MJ: It's something we're definitely thinking about for the Korean game that we're working on, Football Manager online, because that's what that market is. The beauty of that deal is that not only do we get the experience of the engineers who are going to be coming over who know how the networks and career work - particularly as they work for a telecoms company, which helps - but we're also going to get the benefit of the commercial expertise of people who've been working in the freemium model for years, and what works and what doesn't. And that's pretty invaluable. For a western developer to be able to sit there with all of this knowledge as part of a team is pretty special. We're very lucky. There are some people in the UK who are doing a good job of it already. Jagex, obviously are doing a good job of freemium. And do you know Mind Candy?
Q: I'm not sure if I do actually.
MJ: Mind Candy do a game called Moshi Monsters, which is kind of like a cross between Tamagotchi, educational software and a bit of rhythm action thrown in for good measure. And it's aimed at, I believe the target audience is 7-12, and the characters are really cute - they're growing at a phenomenal rate. Michael Smith, who's the guy who leads Mind Candy, was also the same guy who was behind Perplexity, the ARG that was really popular a few years ago. He's also the co-founder of Firebox. He knows his stuff. They've kept themselves beneath the radar of the games press, but the rate of growth that they're getting is absolutely incredible. They've got tens of millions of players registered. It's fascinating for me to see that kind of thing happening, as a business person and as a developer.
It's fascinating to see these other models. We're in a fortunate position where we have a stalwart product, a stalwart game with Football Manager, that gets better each year, that is still a key focal point for us as a business. It makes enough of a profit for us to look at other areas and experiment, but it also means we're not forced to do anything at the wrong time. So we were able to wait on the iPhone game and release when we were happy with it. We were able to do the deal in Korea with Football Manager Online and see how it works. If it works well, then maybe we'll bring it back to Europe in the future. We're not ruling anything out.
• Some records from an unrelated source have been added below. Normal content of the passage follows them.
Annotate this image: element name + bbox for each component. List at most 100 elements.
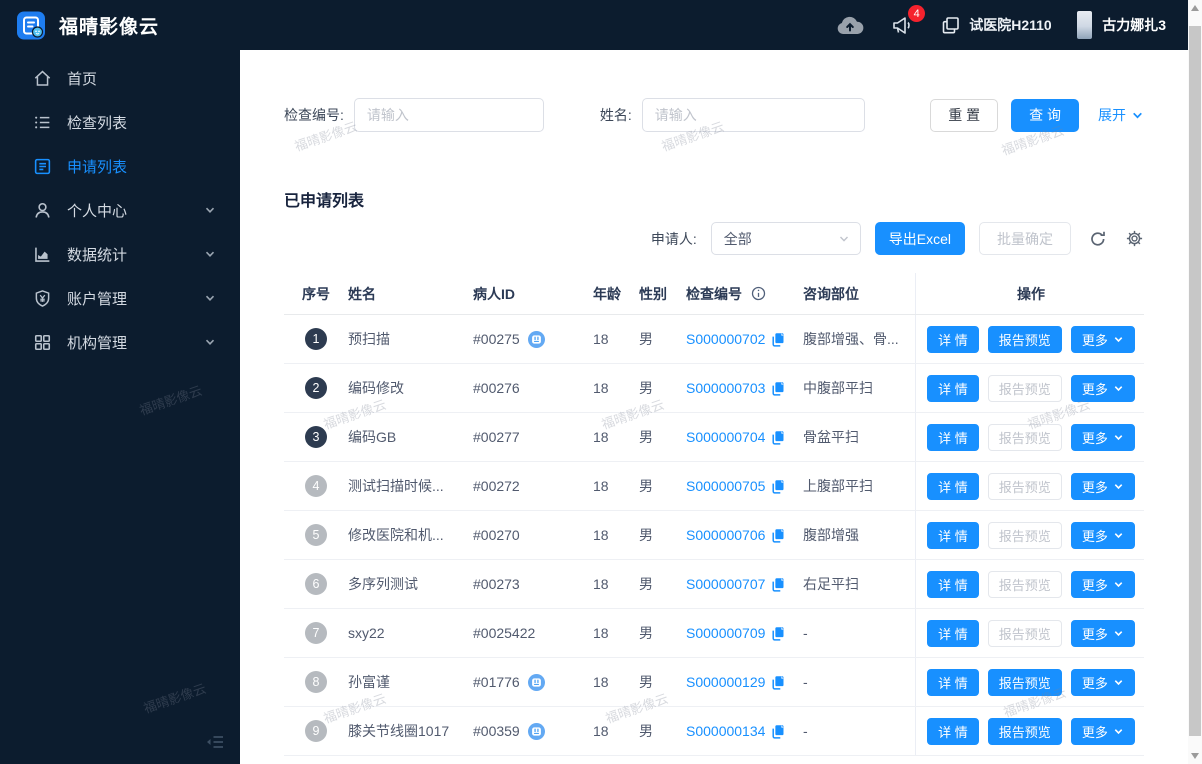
copy-icon[interactable] bbox=[770, 381, 785, 396]
scrollbar-down-arrow[interactable] bbox=[1188, 748, 1202, 764]
cell-patient-id: #00275 bbox=[471, 330, 591, 348]
applicant-select[interactable]: 全部 bbox=[710, 222, 861, 255]
cell-part: - bbox=[803, 625, 808, 641]
more-button[interactable]: 更多 bbox=[1070, 374, 1135, 402]
notifications-megaphone-icon[interactable]: 4 bbox=[890, 5, 926, 37]
sidebar-item-account[interactable]: 账户管理 bbox=[0, 276, 240, 320]
scrollbar-up-arrow[interactable] bbox=[1188, 0, 1202, 16]
exam-no-link[interactable]: S000000706 bbox=[686, 527, 765, 543]
chevron-down-icon bbox=[1114, 679, 1123, 685]
report-preview-button[interactable]: 报告预览 bbox=[987, 668, 1062, 696]
detail-button[interactable]: 详 情 bbox=[927, 472, 979, 500]
query-button[interactable]: 查 询 bbox=[1011, 98, 1079, 132]
more-button[interactable]: 更多 bbox=[1070, 619, 1135, 647]
report-preview-button[interactable]: 报告预览 bbox=[987, 521, 1062, 549]
cell-actions: 详 情 报告预览 更多 bbox=[915, 462, 1144, 510]
cell-gender: 男 bbox=[639, 576, 653, 592]
more-button[interactable]: 更多 bbox=[1070, 423, 1135, 451]
sidebar-item-label: 个人中心 bbox=[67, 202, 128, 220]
sidebar-item-list[interactable]: 检查列表 bbox=[0, 100, 240, 144]
cell-name: 膝关节线圈1017 bbox=[348, 723, 450, 739]
report-preview-button[interactable]: 报告预览 bbox=[987, 570, 1062, 598]
row-index-badge: 6 bbox=[305, 573, 327, 595]
settings-gear-icon[interactable] bbox=[1125, 229, 1144, 248]
exam-no-link[interactable]: S000000702 bbox=[686, 331, 765, 347]
sidebar: 首页 检查列表 申请列表 个人中心 数据统计 账户管理 机构管理 bbox=[0, 50, 240, 764]
exam-no-link[interactable]: S000000703 bbox=[686, 380, 765, 396]
info-icon[interactable] bbox=[751, 286, 766, 301]
form-icon bbox=[33, 157, 52, 176]
refresh-icon[interactable] bbox=[1089, 230, 1107, 248]
expand-toggle[interactable]: 展开 bbox=[1098, 105, 1144, 125]
user-menu[interactable]: 古力娜扎3 bbox=[1077, 11, 1166, 39]
detail-button[interactable]: 详 情 bbox=[927, 717, 979, 745]
detail-button[interactable]: 详 情 bbox=[927, 570, 979, 598]
page-title: 已申请列表 bbox=[284, 193, 365, 210]
report-preview-button[interactable]: 报告预览 bbox=[987, 717, 1062, 745]
exam-no-link[interactable]: S000000705 bbox=[686, 478, 765, 494]
cell-gender: 男 bbox=[639, 625, 653, 641]
copy-icon[interactable] bbox=[770, 724, 785, 739]
exam-no-link[interactable]: S000000129 bbox=[686, 674, 765, 690]
row-index-badge: 3 bbox=[305, 426, 327, 448]
more-button[interactable]: 更多 bbox=[1070, 472, 1135, 500]
detail-button[interactable]: 详 情 bbox=[927, 521, 979, 549]
cell-age: 18 bbox=[593, 527, 609, 543]
export-excel-button[interactable]: 导出Excel bbox=[874, 222, 965, 255]
name-input[interactable] bbox=[641, 98, 865, 132]
more-button[interactable]: 更多 bbox=[1070, 717, 1135, 745]
cell-patient-id: #00270 bbox=[473, 527, 520, 543]
detail-button[interactable]: 详 情 bbox=[927, 423, 979, 451]
exam-no-link[interactable]: S000000704 bbox=[686, 429, 765, 445]
exam-no-link[interactable]: S000000709 bbox=[686, 625, 765, 641]
more-button[interactable]: 更多 bbox=[1070, 668, 1135, 696]
report-preview-button[interactable]: 报告预览 bbox=[987, 619, 1062, 647]
exam-no-link[interactable]: S000000707 bbox=[686, 576, 765, 592]
cloud-upload-icon[interactable] bbox=[836, 15, 864, 36]
copy-icon[interactable] bbox=[770, 675, 785, 690]
cell-name: 编码修改 bbox=[348, 380, 404, 396]
detail-button[interactable]: 详 情 bbox=[927, 325, 979, 353]
table-row: 4 测试扫描时候... #00272 18 男 S000000705 上腹部平扫… bbox=[284, 462, 1144, 511]
copy-icon[interactable] bbox=[770, 577, 785, 592]
sidebar-item-org[interactable]: 机构管理 bbox=[0, 320, 240, 364]
sidebar-item-home[interactable]: 首页 bbox=[0, 56, 240, 100]
more-button[interactable]: 更多 bbox=[1070, 325, 1135, 353]
report-preview-button[interactable]: 报告预览 bbox=[987, 472, 1062, 500]
exam-no-input[interactable] bbox=[353, 98, 544, 132]
cell-name: 预扫描 bbox=[348, 331, 390, 347]
username: 古力娜扎3 bbox=[1102, 17, 1166, 33]
more-button[interactable]: 更多 bbox=[1070, 521, 1135, 549]
sidebar-collapse-icon[interactable] bbox=[204, 731, 226, 756]
scrollbar-thumb[interactable] bbox=[1189, 26, 1201, 736]
copy-icon[interactable] bbox=[770, 430, 785, 445]
sidebar-item-user[interactable]: 个人中心 bbox=[0, 188, 240, 232]
cell-age: 18 bbox=[593, 331, 609, 347]
cell-part: 中腹部平扫 bbox=[803, 380, 873, 396]
copy-icon[interactable] bbox=[770, 332, 785, 347]
detail-button[interactable]: 详 情 bbox=[927, 668, 979, 696]
more-button[interactable]: 更多 bbox=[1070, 570, 1135, 598]
cell-exam-no: S000000704 bbox=[684, 429, 801, 445]
report-preview-button[interactable]: 报告预览 bbox=[987, 423, 1062, 451]
copy-icon[interactable] bbox=[770, 528, 785, 543]
sidebar-item-chart[interactable]: 数据统计 bbox=[0, 232, 240, 276]
chevron-down-icon bbox=[1114, 630, 1123, 636]
header-age: 年龄 bbox=[593, 285, 621, 302]
report-preview-button[interactable]: 报告预览 bbox=[987, 374, 1062, 402]
copy-icon[interactable] bbox=[770, 626, 785, 641]
chevron-down-icon bbox=[838, 233, 850, 245]
batch-confirm-button[interactable]: 批量确定 bbox=[979, 222, 1071, 255]
reset-button[interactable]: 重 置 bbox=[930, 98, 999, 132]
row-index-badge: 7 bbox=[305, 622, 327, 644]
detail-button[interactable]: 详 情 bbox=[927, 374, 979, 402]
detail-button[interactable]: 详 情 bbox=[927, 619, 979, 647]
hospital-switcher[interactable]: 试医院H21100 bbox=[940, 15, 1051, 36]
header-actions: 操作 bbox=[915, 273, 1144, 314]
exam-no-link[interactable]: S000000134 bbox=[686, 723, 765, 739]
report-preview-button[interactable]: 报告预览 bbox=[987, 325, 1062, 353]
header-part: 咨询部位 bbox=[803, 285, 859, 302]
copy-icon[interactable] bbox=[770, 479, 785, 494]
vertical-scrollbar[interactable] bbox=[1188, 0, 1202, 764]
sidebar-item-form[interactable]: 申请列表 bbox=[0, 144, 240, 188]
Q: Well that's actually all I've got, so thanks a lot - when are you guys hoping to launch?
MJ: Before Christmas. It's going to be sometime between the end of October and the end of November. We haven't set a release date yet. I know what date we have to announce the release date, whatever that is, but by the end of this month we'll have the release date. One of those fortunate things we have working for SEGA is that there's a lot of trust between us. We set the release date rather than SEGA. SEGA will give me their ideal release date and the reasons why we should be out on that date, and I will schedule towards those dates. But at the moment there are a couple of issues that we want sorted with the game before we go to preview code and before I'm prepared to go 'yes we will deliver on this date' because it's more important to us that the users actually get a great experience day one, than we rush the game and something comes out being rubbish. We've learnt harsh lessons of that over years - we've learnt not to do that. In the same way as any review code that goes out is finished code, it's exactly what the consumer will be able to buy day one is what we will allow to be reviewed. When it comes to release dates, we take the same attitude that we have to be happy with game. So yeah, you'll know by the end of the month.
Football Manager 2011 is due for release on PC before the end of November 2011.